Molly was more surprised than Davidson. That little speech was a long way from that “I don't know nothin' 'bout no serial killers” stance Winnie had taken until about two days ago.
“I'm not sure, ma'am,” Davidson grudgingly admitted.
“Or that, in fact, he might just be outside right now in the shadows watching us all careen around Ms. Burke's yard like the Keystone Kops?”
“There was a prowler in the area the other night,” Molly offered lamely. “An Officer Matthews took the report.”
Davidson straightened. With no more than a quick glance out the back window, as if verifying the allegation himself, he yanked out his cell phone and made for the front yard.
Left behind, Molly considered her boss in amazement. “You've been up late reading, haven't you?”
Winnie glared at her. “What makes you think you should have all the fun?”
Oddly enough, Winnie was the second person to make Molly laugh tonight. “I bet Donna Kirkland's pissed, huh?” she asked.
Winnie actually smiled. “Furious.
C'est la guerre
. Has this stirred any ideas in you?”
“Yes. A vacation in Hawaii. Maybe Tahiti. No, Tibet. I hear they still frown on freedom of the press there.”
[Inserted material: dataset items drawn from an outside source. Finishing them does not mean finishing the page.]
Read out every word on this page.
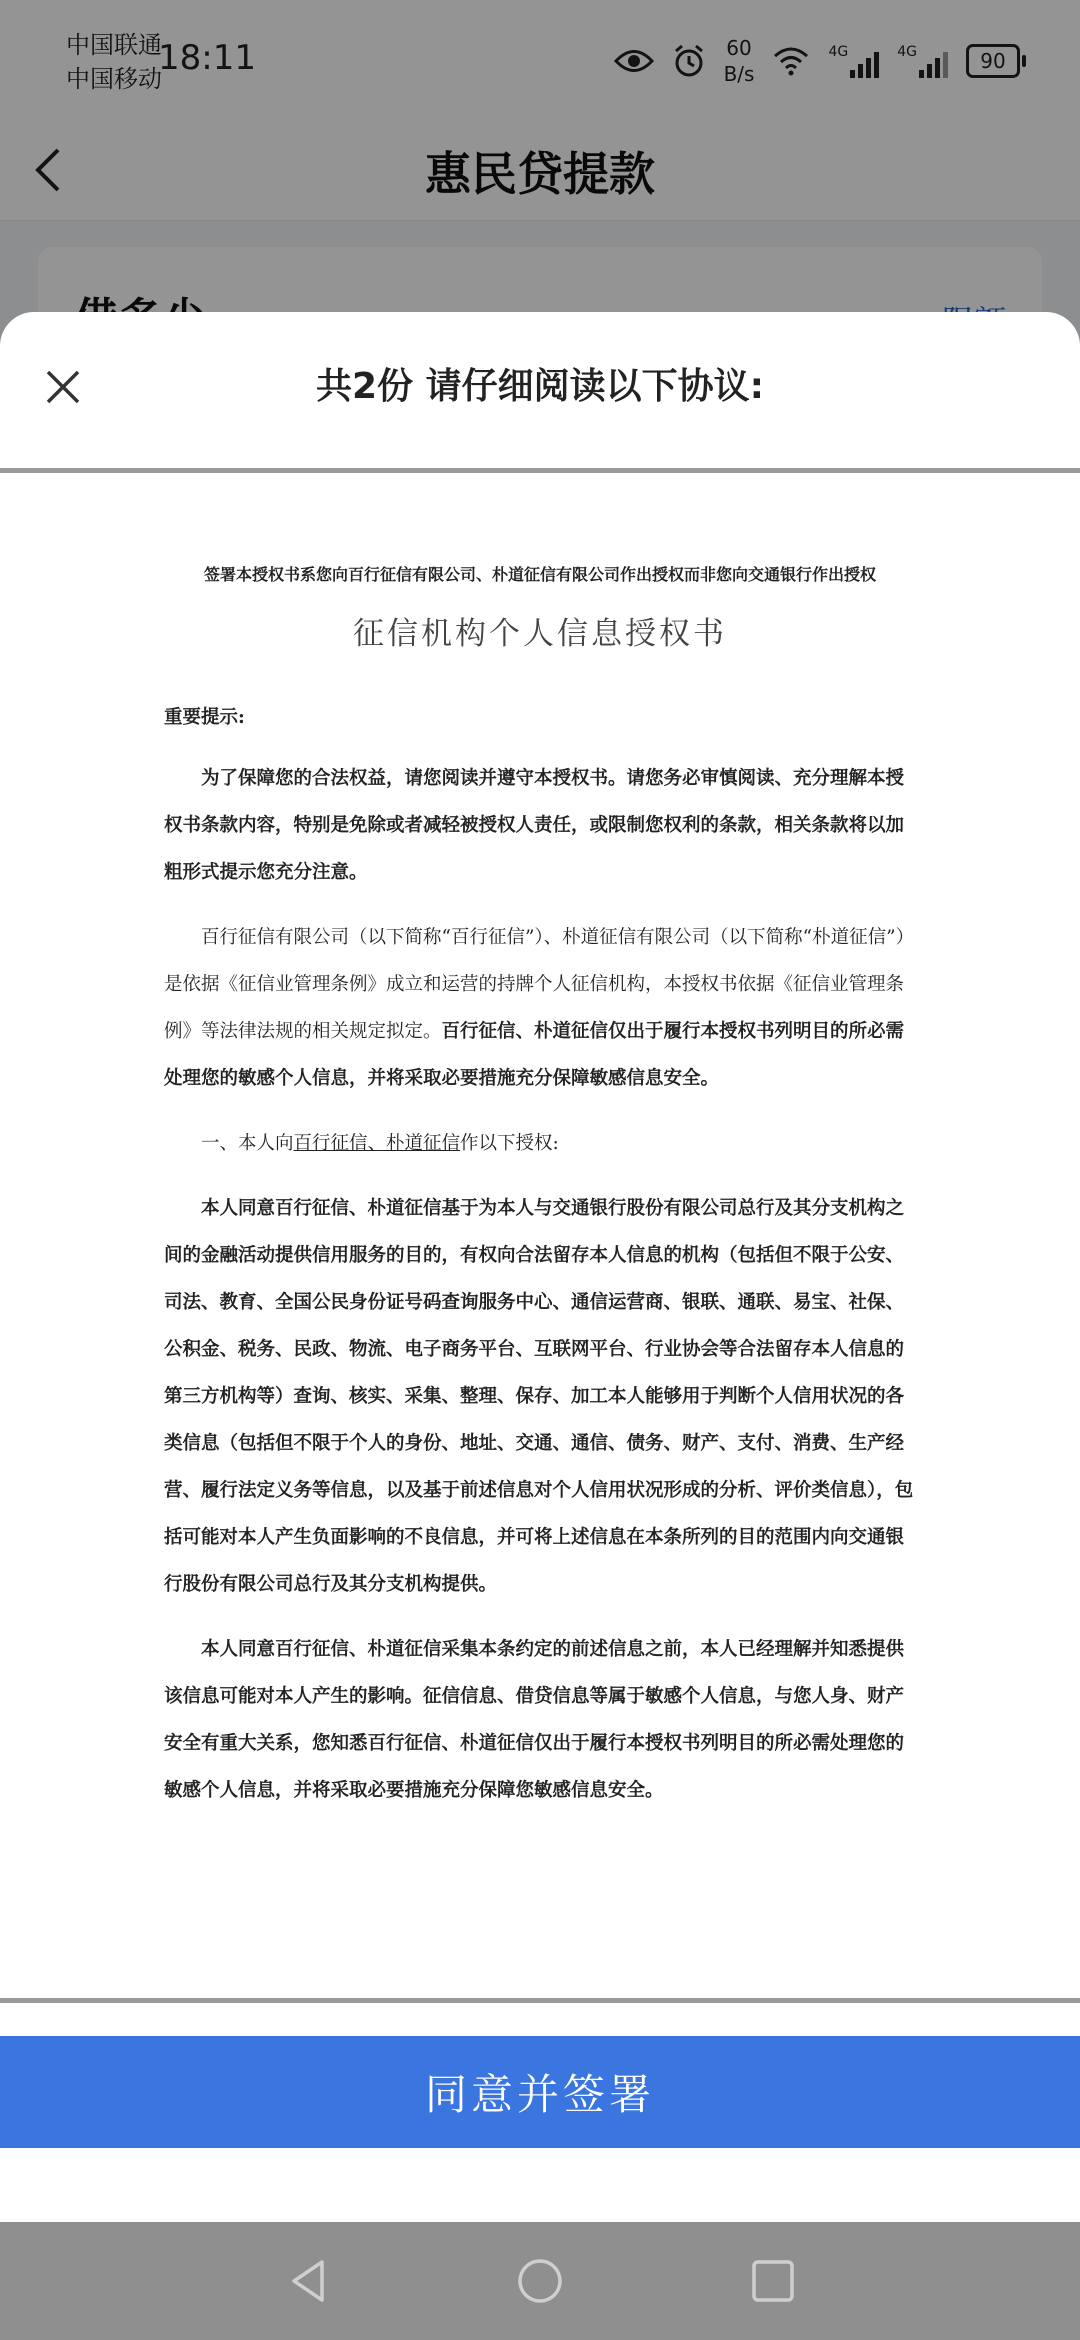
中国联通
中国移动
18:11	60
B/s
4G	4G	90
惠民贷提款
共2份 请仔细阅读以下协议:
签署本授权书系您向百行征信有限公司、朴道征信有限公司作出授权而非您向交通银行作出授权
征信机构个人信息授权书

重要提示:

为了保障您的合法权益，请您阅读并遵守本授权书。请您务必审慎阅读、充分理解本授权书条款内容，特别是免除或者减轻被授权人责任，或限制您权利的条款，相关条款将以加粗形式提示您充分注意。

百行征信有限公司（以下简称“百行征信”）、朴道征信有限公司（以下简称“朴道征信”）是依据《征信业管理条例》成立和运营的持牌个人征信机构，本授权书依据《征信业管理条例》等法律法规的相关规定拟定。百行征信、朴道征信仅出于履行本授权书列明目的所必需处理您的敏感个人信息，并将采取必要措施充分保障敏感信息安全。

一、本人向百行征信、朴道征信作以下授权:

本人同意百行征信、朴道征信基于为本人与交通银行股份有限公司总行及其分支机构之间的金融活动提供信用服务的目的，有权向合法留存本人信息的机构（包括但不限于公安、司法、教育、全国公民身份证号码查询服务中心、通信运营商、银联、通联、易宝、社保、公积金、税务、民政、物流、电子商务平台、互联网平台、行业协会等合法留存本人信息的第三方机构等）查询、核实、采集、整理、保存、加工本人能够用于判断个人信用状况的各类信息（包括但不限于个人的身份、地址、交通、通信、债务、财产、支付、消费、生产经营、履行法定义务等信息，以及基于前述信息对个人信用状况形成的分析、评价类信息），包括可能对本人产生负面影响的不良信息，并可将上述信息在本条所列的目的范围内向交通银行股份有限公司总行及其分支机构提供。

本人同意百行征信、朴道征信采集本条约定的前述信息之前，本人已经理解并知悉提供该信息可能对本人产生的影响。征信信息、借贷信息等属于敏感个人信息，与您人身、财产安全有重大关系，您知悉百行征信、朴道征信仅出于履行本授权书列明目的所必需处理您的敏感个人信息，并将采取必要措施充分保障您敏感信息安全。

同意并签署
Winnie waved off her objections. “You've been through this before. Stop whining.”
This time, it was Patrick who laughed. Curled up on the floor in the corner where he could watch the proceedings but stay out of the way. Wide-eyed and pale, as if this were too much for him, which Molly sincerely hoped it was. It was sure too much for her.
Of course, seeing him over there in his oversize khaki sweater and worn jeans made her realize that this was no longer the best place for him to be. Even if his parents weren't home, he should go there. He should go somewhere the press couldn't corner him. Another vote for Tibet, it seemed.
But she'd deal with that after the police cleared out.
“There is an upside to all this, Patrick,” Molly said abruptly. “After seeing what the cops have done to my kitchen, I have to admit that you aren't quite so messy after all.”
His head jerked up and Molly was even more unsettled. His pupils were dilated. His nostrils were wide, and he couldn't quite keep his hands still. Even so, he managed a grin that looked too tight. “See? Told you I'd make a perfect cop.”